“To worship his country and die for the Green”: Charles Villiers Stanford’s Shamus O’Brien and the fantasy of nationalism

 

Aaron Keebaugh

 

 

On a London evening at His Majesty’s Theatre in May 1910, Charles Villiers Stanford’s opera Shamus O’Brien received its final performance during the composer’s lifetime.  The opera, which was written in 1896, along with the internationally–performed “Irish” Symphony of 1887 served to catapult Stanford’s career and establish his name in the vanguard of British music, which lasted until his death in 1924.  In light of his success, however, the composer formally banned further performances of Shamus O’Brien in 1912, just as the specter of Irish Home Rule began to dominate British–Irish politics.  An ardent Unionist, the Dublin–born Stanford focused his political views in articles for The Times and ultimately declared his allegiances with Ulster through his signing of the Covenant in 1914.  And in banning Shamus O’Brien, which was based on Sheridan Le Fanu’s poem about a fictional Irish hero of the 1798 rebellion, Stanford hoped to disassociate himself from the cause for Irish Home Rule.

 

Yet a lingering paradox remains.  Stanford, according to biographer Paul Rodmell, conceived of himself as an Irishman despite his political leanings, evidenced by his use of Irish folk music, literature, and folklore as a basis for many of his compositions.

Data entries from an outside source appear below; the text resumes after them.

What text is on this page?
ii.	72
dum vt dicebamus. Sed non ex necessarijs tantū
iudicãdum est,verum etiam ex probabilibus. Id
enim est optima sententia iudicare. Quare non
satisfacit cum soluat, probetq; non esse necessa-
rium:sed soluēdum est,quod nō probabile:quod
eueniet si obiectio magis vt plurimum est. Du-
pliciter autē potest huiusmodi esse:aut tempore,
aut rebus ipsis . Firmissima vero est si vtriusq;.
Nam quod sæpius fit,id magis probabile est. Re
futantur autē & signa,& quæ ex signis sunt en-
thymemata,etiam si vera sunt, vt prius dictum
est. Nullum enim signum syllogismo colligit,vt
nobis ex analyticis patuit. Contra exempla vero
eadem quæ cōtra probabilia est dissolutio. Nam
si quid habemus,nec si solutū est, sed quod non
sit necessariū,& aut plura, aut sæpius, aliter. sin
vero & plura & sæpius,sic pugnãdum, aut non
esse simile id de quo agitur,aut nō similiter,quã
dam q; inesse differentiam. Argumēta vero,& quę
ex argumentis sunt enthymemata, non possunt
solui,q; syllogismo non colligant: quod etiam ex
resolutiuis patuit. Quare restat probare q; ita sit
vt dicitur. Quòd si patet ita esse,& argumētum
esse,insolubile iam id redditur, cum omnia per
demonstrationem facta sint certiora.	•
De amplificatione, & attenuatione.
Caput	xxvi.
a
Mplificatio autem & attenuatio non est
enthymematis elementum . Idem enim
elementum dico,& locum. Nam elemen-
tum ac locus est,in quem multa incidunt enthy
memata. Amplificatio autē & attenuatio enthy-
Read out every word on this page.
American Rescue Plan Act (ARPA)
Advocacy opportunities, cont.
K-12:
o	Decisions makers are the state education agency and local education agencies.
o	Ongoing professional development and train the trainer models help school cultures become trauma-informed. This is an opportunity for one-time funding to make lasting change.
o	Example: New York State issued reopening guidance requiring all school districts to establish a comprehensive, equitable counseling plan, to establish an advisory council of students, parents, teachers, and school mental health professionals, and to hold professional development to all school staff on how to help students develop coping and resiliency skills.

Drawing from the composer’s political writings in The Times and his memoirs, close reading of the libretto adaptation and Le Fanu’s poem, analysis of the musical score, and the contemporary political narrative of Home–Rule–era Ireland, this author argues that Stanford’s Shamus O’Brien, as a constructed national fantasy, represented the Ireland of his imagination, an image that later vanished in the face of political turmoil.